Untuk menyelidiki itu, mereka bekerja sama dengan tim ahli kimia dan insinyur di Connecticut dan Selandia Baru. Laporan penelitian mereka dimuat di jurnal Environmental Science & Technology edisi 7 November 2017.

Peneliti memilih 22 jenis sikat gigi yang populer di Amerika Serikat. Dari sikat berukuran penuh untuk orang dewasa sampai ukuran kecil untuk anak. Kuasnya juga bervariasi. Ada yang hanya memiliki bulu nilon. Ada pula yang memiliki cup pemoles dan polimer pembersih lidah dan permukaan pipi.

Para periset membeli 21 jenis pasta gigi, termasuk enam yang mengandung triclosan.
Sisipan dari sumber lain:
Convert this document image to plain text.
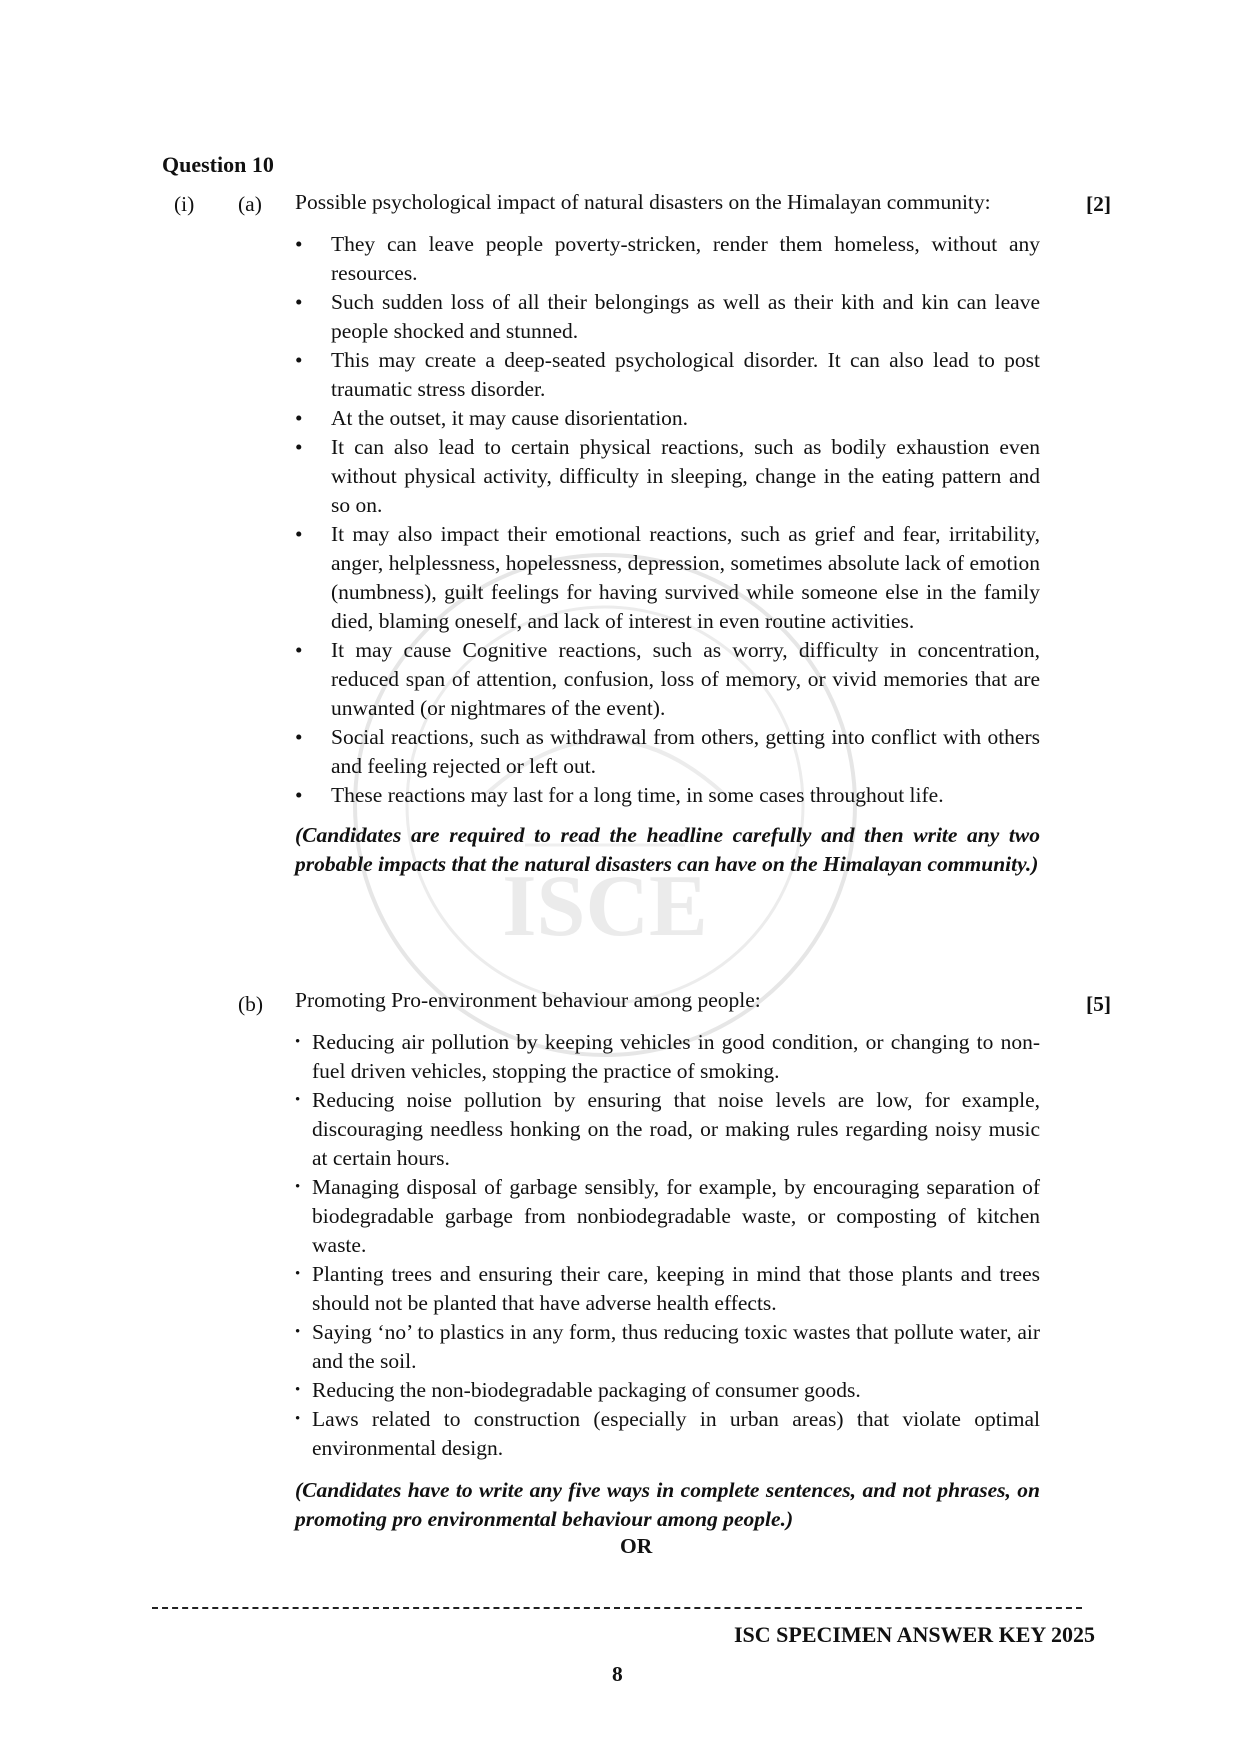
ISCE
Question 10
(i) (a)	[2]

Possible psychological impact of natural disasters on the Himalayan community:

• They can leave people poverty-stricken, render them homeless, without any resources.
• Such sudden loss of all their belongings as well as their kith and kin can leave people shocked and stunned.
• This may create a deep-seated psychological disorder. It can also lead to post traumatic stress disorder.
• At the outset, it may cause disorientation.
• It can also lead to certain physical reactions, such as bodily exhaustion even without physical activity, difficulty in sleeping, change in the eating pattern and so on.
• It may also impact their emotional reactions, such as grief and fear, irritability, anger, helplessness, hopelessness, depression, sometimes absolute lack of emotion (numbness), guilt feelings for having survived while someone else in the family died, blaming oneself, and lack of interest in even routine activities.
• It may cause Cognitive reactions, such as worry, difficulty in concentration, reduced span of attention, confusion, loss of memory, or vivid memories that are unwanted (or nightmares of the event).
• Social reactions, such as withdrawal from others, getting into conflict with others and feeling rejected or left out.
• These reactions may last for a long time, in some cases throughout life.

(Candidates are required to read the headline carefully and then write any two probable impacts that the natural disasters can have on the Himalayan community.)

(b)	[5]

Promoting Pro-environment behaviour among people:

• Reducing air pollution by keeping vehicles in good condition, or changing to non-fuel driven vehicles, stopping the practice of smoking.
• Reducing noise pollution by ensuring that noise levels are low, for example, discouraging needless honking on the road, or making rules regarding noisy music at certain hours.
• Managing disposal of garbage sensibly, for example, by encouraging separation of biodegradable garbage from nonbiodegradable waste, or composting of kitchen waste.
• Planting trees and ensuring their care, keeping in mind that those plants and trees should not be planted that have adverse health effects.
• Saying ‘no’ to plastics in any form, thus reducing toxic wastes that pollute water, air and the soil.
• Reducing the non-biodegradable packaging of consumer goods.
• Laws related to construction (especially in urban areas) that violate optimal environmental design.

(Candidates have to write any five ways in complete sentences, and not phrases, on promoting pro environmental behaviour among people.)

OR
ISC SPECIMEN ANSWER KEY 2025
8
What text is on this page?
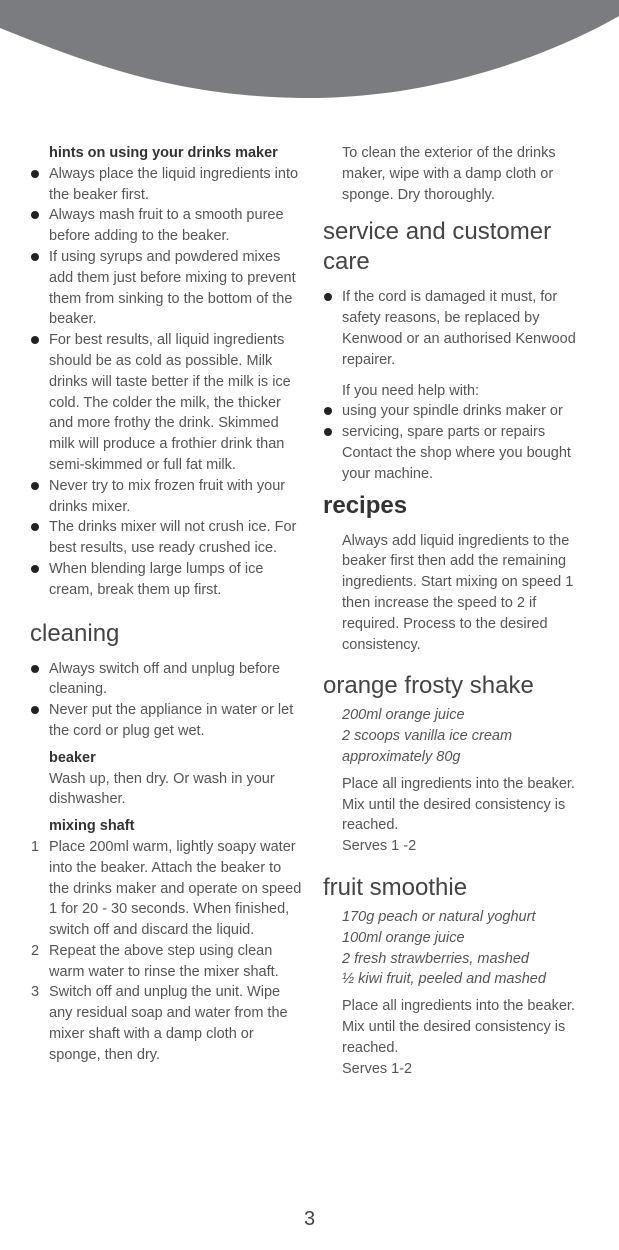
hints on using your drinks maker

Always place the liquid ingredients into the beaker first.
Always mash fruit to a smooth puree before adding to the beaker.
If using syrups and powdered mixes add them just before mixing to prevent them from sinking to the bottom of the beaker.
For best results, all liquid ingredients should be as cold as possible. Milk drinks will taste better if the milk is ice cold. The colder the milk, the thicker and more frothy the drink. Skimmed milk will produce a frothier drink than semi-skimmed or full fat milk.
Never try to mix frozen fruit with your drinks mixer.
The drinks mixer will not crush ice. For best results, use ready crushed ice.
When blending large lumps of ice cream, break them up first.
cleaning
Always switch off and unplug before cleaning.
Never put the appliance in water or let the cord or plug get wet.

beaker

Wash up, then dry. Or wash in your dishwasher.

mixing shaft

1 Place 200ml warm, lightly soapy water into the beaker. Attach the beaker to the drinks maker and operate on speed 1 for 20 - 30 seconds. When finished, switch off and discard the liquid.
2 Repeat the above step using clean warm water to rinse the mixer shaft.
3 Switch off and unplug the unit. Wipe any residual soap and water from the mixer shaft with a damp cloth or sponge, then dry.

To clean the exterior of the drinks maker, wipe with a damp cloth or sponge. Dry thoroughly.

service and customer care
If the cord is damaged it must, for safety reasons, be replaced by Kenwood or an authorised Kenwood repairer.

If you need help with:

using your spindle drinks maker or
servicing, spare parts or repairs

Contact the shop where you bought your machine.

recipes

Always add liquid ingredients to the beaker first then add the remaining ingredients. Start mixing on speed 1 then increase the speed to 2 if required. Process to the desired consistency.

orange frosty shake

200ml orange juice

2 scoops vanilla ice cream approximately 80g

Place all ingredients into the beaker. Mix until the desired consistency is reached.

Serves 1 -2

fruit smoothie

170g peach or natural yoghurt

100ml orange juice

2 fresh strawberries, mashed

½ kiwi fruit, peeled and mashed

Place all ingredients into the beaker. Mix until the desired consistency is reached.

Serves 1-2

3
Mereka mencampur satu bagian pasta gigi dengan tiga bagian senyawa kimia mirip air liur. Ini menciptakan ‘bubur’ mirip apa yang terjadi di mulut saat Anda menyikat gigi. Bubur itu dituang ke dalam botol bersisi lurus. Kemudian, peneliti menyikat bagian dalam botol itu dengan sikat tertentu dua menit. Mereka mengulangi proses ini hingga 168 kali, atau setara penggunaan sikat gigi tiga bulan.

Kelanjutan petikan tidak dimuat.